• [^] # Re: L'hopital qui se fout de la charité ?

    Posté par . En réponse au journal La communauté Linuxfr n'a-t-elle plus rien (de technique) à dire ?. Évalué à 6.

    Si ça peut aider : j’ai fait le même constat depuis que je m’intéresse aux sciences humaines.

    Je dirai que le phénomène tient pour une part au mépris qu’affichent les disciplines entre elles, tout particulièrement les sciences "dures" vis-à-vis des sciences "molles" (rien que le vocabulaire...).

    Plus pragmatique : la plupart des chercheurs en sciences dites dures me semblent être sur une vision idéaliste de la méthode scientifique, là où les sciences humaines, par définition, peuvent directement interroger leur pratique scientifique quotidienne en utilisant les outils de leur propre discipline.

    Pour ne rien arranger, souvent la pratique scientifique est subie, et il y a je trouve peu d’interrogation ou de remise en cause.

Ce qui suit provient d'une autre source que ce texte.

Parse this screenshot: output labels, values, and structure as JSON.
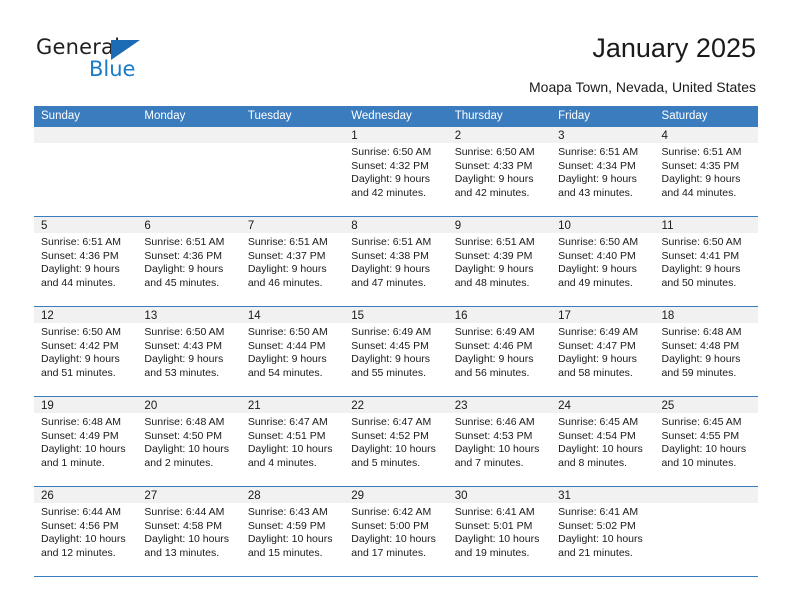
{
  "brand": {
    "name_part1": "General",
    "name_part2": "Blue",
    "triangle_color": "#1c6cb5",
    "blue_color": "#1a7bc6"
  },
  "header": {
    "title": "January 2025",
    "subtitle": "Moapa Town, Nevada, United States",
    "header_bg": "#3b7cbf",
    "daynum_bg": "#f1f1f1"
  },
  "weekdays": [
    "Sunday",
    "Monday",
    "Tuesday",
    "Wednesday",
    "Thursday",
    "Friday",
    "Saturday"
  ],
  "weeks": [
    [
      {
        "day": "",
        "empty": true,
        "l1": "",
        "l2": "",
        "l3": "",
        "l4": ""
      },
      {
        "day": "",
        "empty": true,
        "l1": "",
        "l2": "",
        "l3": "",
        "l4": ""
      },
      {
        "day": "",
        "empty": true,
        "l1": "",
        "l2": "",
        "l3": "",
        "l4": ""
      },
      {
        "day": "1",
        "empty": false,
        "l1": "Sunrise: 6:50 AM",
        "l2": "Sunset: 4:32 PM",
        "l3": "Daylight: 9 hours",
        "l4": "and 42 minutes."
      },
      {
        "day": "2",
        "empty": false,
        "l1": "Sunrise: 6:50 AM",
        "l2": "Sunset: 4:33 PM",
        "l3": "Daylight: 9 hours",
        "l4": "and 42 minutes."
      },
      {
        "day": "3",
        "empty": false,
        "l1": "Sunrise: 6:51 AM",
        "l2": "Sunset: 4:34 PM",
        "l3": "Daylight: 9 hours",
        "l4": "and 43 minutes."
      },
      {
        "day": "4",
        "empty": false,
        "l1": "Sunrise: 6:51 AM",
        "l2": "Sunset: 4:35 PM",
        "l3": "Daylight: 9 hours",
        "l4": "and 44 minutes."
      }
    ],
    [
      {
        "day": "5",
        "empty": false,
        "l1": "Sunrise: 6:51 AM",
        "l2": "Sunset: 4:36 PM",
        "l3": "Daylight: 9 hours",
        "l4": "and 44 minutes."
      },
      {
        "day": "6",
        "empty": false,
        "l1": "Sunrise: 6:51 AM",
        "l2": "Sunset: 4:36 PM",
        "l3": "Daylight: 9 hours",
        "l4": "and 45 minutes."
      },
      {
        "day": "7",
        "empty": false,
        "l1": "Sunrise: 6:51 AM",
        "l2": "Sunset: 4:37 PM",
        "l3": "Daylight: 9 hours",
        "l4": "and 46 minutes."
      },
      {
        "day": "8",
        "empty": false,
        "l1": "Sunrise: 6:51 AM",
        "l2": "Sunset: 4:38 PM",
        "l3": "Daylight: 9 hours",
        "l4": "and 47 minutes."
      },
      {
        "day": "9",
        "empty": false,
        "l1": "Sunrise: 6:51 AM",
        "l2": "Sunset: 4:39 PM",
        "l3": "Daylight: 9 hours",
        "l4": "and 48 minutes."
      },
      {
        "day": "10",
        "empty": false,
        "l1": "Sunrise: 6:50 AM",
        "l2": "Sunset: 4:40 PM",
        "l3": "Daylight: 9 hours",
        "l4": "and 49 minutes."
      },
      {
        "day": "11",
        "empty": false,
        "l1": "Sunrise: 6:50 AM",
        "l2": "Sunset: 4:41 PM",
        "l3": "Daylight: 9 hours",
        "l4": "and 50 minutes."
      }
    ],
    [
      {
        "day": "12",
        "empty": false,
        "l1": "Sunrise: 6:50 AM",
        "l2": "Sunset: 4:42 PM",
        "l3": "Daylight: 9 hours",
        "l4": "and 51 minutes."
      },
      {
        "day": "13",
        "empty": false,
        "l1": "Sunrise: 6:50 AM",
        "l2": "Sunset: 4:43 PM",
        "l3": "Daylight: 9 hours",
        "l4": "and 53 minutes."
      },
      {
        "day": "14",
        "empty": false,
        "l1": "Sunrise: 6:50 AM",
        "l2": "Sunset: 4:44 PM",
        "l3": "Daylight: 9 hours",
        "l4": "and 54 minutes."
      },
      {
        "day": "15",
        "empty": false,
        "l1": "Sunrise: 6:49 AM",
        "l2": "Sunset: 4:45 PM",
        "l3": "Daylight: 9 hours",
        "l4": "and 55 minutes."
      },
      {
        "day": "16",
        "empty": false,
        "l1": "Sunrise: 6:49 AM",
        "l2": "Sunset: 4:46 PM",
        "l3": "Daylight: 9 hours",
        "l4": "and 56 minutes."
      },
      {
        "day": "17",
        "empty": false,
        "l1": "Sunrise: 6:49 AM",
        "l2": "Sunset: 4:47 PM",
        "l3": "Daylight: 9 hours",
        "l4": "and 58 minutes."
      },
      {
        "day": "18",
        "empty": false,
        "l1": "Sunrise: 6:48 AM",
        "l2": "Sunset: 4:48 PM",
        "l3": "Daylight: 9 hours",
        "l4": "and 59 minutes."
      }
    ],
    [
      {
        "day": "19",
        "empty": false,
        "l1": "Sunrise: 6:48 AM",
        "l2": "Sunset: 4:49 PM",
        "l3": "Daylight: 10 hours",
        "l4": "and 1 minute."
      },
      {
        "day": "20",
        "empty": false,
        "l1": "Sunrise: 6:48 AM",
        "l2": "Sunset: 4:50 PM",
        "l3": "Daylight: 10 hours",
        "l4": "and 2 minutes."
      },
      {
        "day": "21",
        "empty": false,
        "l1": "Sunrise: 6:47 AM",
        "l2": "Sunset: 4:51 PM",
        "l3": "Daylight: 10 hours",
        "l4": "and 4 minutes."
      },
      {
        "day": "22",
        "empty": false,
        "l1": "Sunrise: 6:47 AM",
        "l2": "Sunset: 4:52 PM",
        "l3": "Daylight: 10 hours",
        "l4": "and 5 minutes."
      },
      {
        "day": "23",
        "empty": false,
        "l1": "Sunrise: 6:46 AM",
        "l2": "Sunset: 4:53 PM",
        "l3": "Daylight: 10 hours",
        "l4": "and 7 minutes."
      },
      {
        "day": "24",
        "empty": false,
        "l1": "Sunrise: 6:45 AM",
        "l2": "Sunset: 4:54 PM",
        "l3": "Daylight: 10 hours",
        "l4": "and 8 minutes."
      },
      {
        "day": "25",
        "empty": false,
        "l1": "Sunrise: 6:45 AM",
        "l2": "Sunset: 4:55 PM",
        "l3": "Daylight: 10 hours",
        "l4": "and 10 minutes."
      }
    ],
    [
      {
        "day": "26",
        "empty": false,
        "l1": "Sunrise: 6:44 AM",
        "l2": "Sunset: 4:56 PM",
        "l3": "Daylight: 10 hours",
        "l4": "and 12 minutes."
      },
      {
        "day": "27",
        "empty": false,
        "l1": "Sunrise: 6:44 AM",
        "l2": "Sunset: 4:58 PM",
        "l3": "Daylight: 10 hours",
        "l4": "and 13 minutes."
      },
      {
        "day": "28",
        "empty": false,
        "l1": "Sunrise: 6:43 AM",
        "l2": "Sunset: 4:59 PM",
        "l3": "Daylight: 10 hours",
        "l4": "and 15 minutes."
      },
      {
        "day": "29",
        "empty": false,
        "l1": "Sunrise: 6:42 AM",
        "l2": "Sunset: 5:00 PM",
        "l3": "Daylight: 10 hours",
        "l4": "and 17 minutes."
      },
      {
        "day": "30",
        "empty": false,
        "l1": "Sunrise: 6:41 AM",
        "l2": "Sunset: 5:01 PM",
        "l3": "Daylight: 10 hours",
        "l4": "and 19 minutes."
      },
      {
        "day": "31",
        "empty": false,
        "l1": "Sunrise: 6:41 AM",
        "l2": "Sunset: 5:02 PM",
        "l3": "Daylight: 10 hours",
        "l4": "and 21 minutes."
      },
      {
        "day": "",
        "empty": true,
        "l1": "",
        "l2": "",
        "l3": "",
        "l4": ""
      }
    ]
  ]
}
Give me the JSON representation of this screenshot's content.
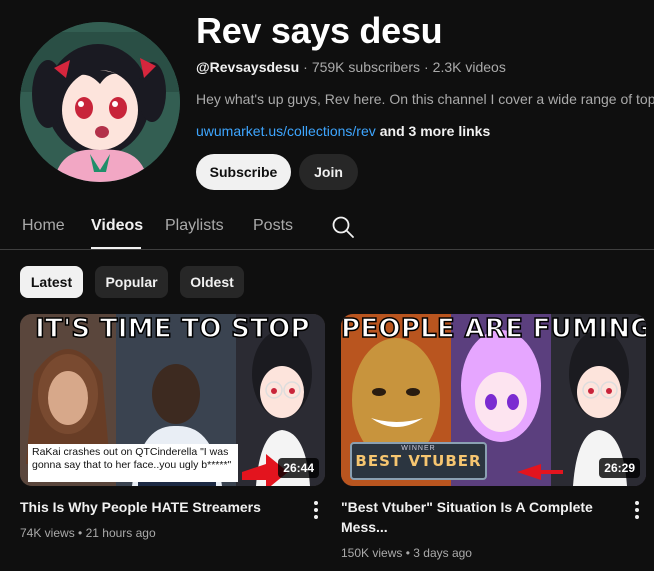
{
  "channel": {
    "name": "Rev says desu",
    "handle": "@Revsaysdesu",
    "separator": "·",
    "subscribers": "759K subscribers",
    "videos": "2.3K videos",
    "description": "Hey what's up guys, Rev here. On this channel I cover a wide range of topics",
    "link": "uwumarket.us/collections/rev",
    "more_links": "and 3 more links"
  },
  "actions": {
    "subscribe_label": "Subscribe",
    "join_label": "Join"
  },
  "tabs": [
    {
      "label": "Home",
      "active": false
    },
    {
      "label": "Videos",
      "active": true
    },
    {
      "label": "Playlists",
      "active": false
    },
    {
      "label": "Posts",
      "active": false
    }
  ],
  "filters": [
    {
      "label": "Latest",
      "selected": true
    },
    {
      "label": "Popular",
      "selected": false
    },
    {
      "label": "Oldest",
      "selected": false
    }
  ],
  "videos": [
    {
      "thumb_text": "IT'S TIME TO STOP",
      "thumb_caption": "RaKai crashes out on QTCinderella \"I was gonna say that to her face..you ugly b*****\"",
      "duration": "26:44",
      "title": "This Is Why People HATE Streamers",
      "views": "74K views",
      "age": "21 hours ago",
      "separator": "•"
    },
    {
      "thumb_text": "PEOPLE ARE FUMING",
      "thumb_badge_label": "WINNER",
      "thumb_badge_text": "BEST VTUBER",
      "duration": "26:29",
      "title": "\"Best Vtuber\" Situation Is A Complete Mess...",
      "views": "150K views",
      "age": "3 days ago",
      "separator": "•"
    }
  ],
  "icons": {
    "search": "search-icon",
    "more": "more-vert-icon"
  },
  "colors": {
    "background": "#0f0f0f",
    "link": "#3ea6ff",
    "chip_selected": "#f1f1f1",
    "chip": "#272727"
  }
}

    Des exemples. La science est devenue internationale et il faut publier en anglais : mais rien sur l’influence de la qualité littéraire des papiers, un anglais bas de gamme pour rester compréhensible par tous, et l’influence que cela a sur la qualité de la recherche ; le publish-or-perish : il est facile de voir que ça fait diminuer la qualité des papiers, seulement voilà, les chercheurs sont pas trop cons, et le savent, du coup, se croyant malin, beaucoup finissent par sélectionner les papiers qu’ils lisent... en fonction de la réputation de l’auteur : là en terme de qualité de la recherche le risque de créer des coteries est grand ; enfin on ne fait plus de la recherche comme on en faisait encore au début du siècle : maintenant ce sont de plus en plus des équipes qui travaillent ensemble pour produire un papier, faire aboutir un projet, etc, de même les tâches sont très spécialisées (dans mon ancien domaine, il y a les observateurs, les numériciens, et tout le monde regrette le peu d’échange entre théoriciens et observateurs – ça la fout mal...) ; l’outil informatique a révolutionné les sciences, avec d’un côté les méthodes d’analyse de grands ensembles de données, faisant la part belle aux statistiques et de l’autre les simulations numériques : ayant fait prépa, institution assez conservatrice restée sur une approche très matheuse, la différence me saute aux yeux ; de temps en temps, j’avais à lire des papiers assez anciens, genre trois ou quatre décennies, et le fait est qu’ils étaient souvent très court, par rapport à la production actuelle : il serait intéressant de savoir si c’est une évolution générale des articles, ou si en fait les idées les plus brillantes, et qu’on retient, sont aussi celles qui ne nécessitent pas de longs développements...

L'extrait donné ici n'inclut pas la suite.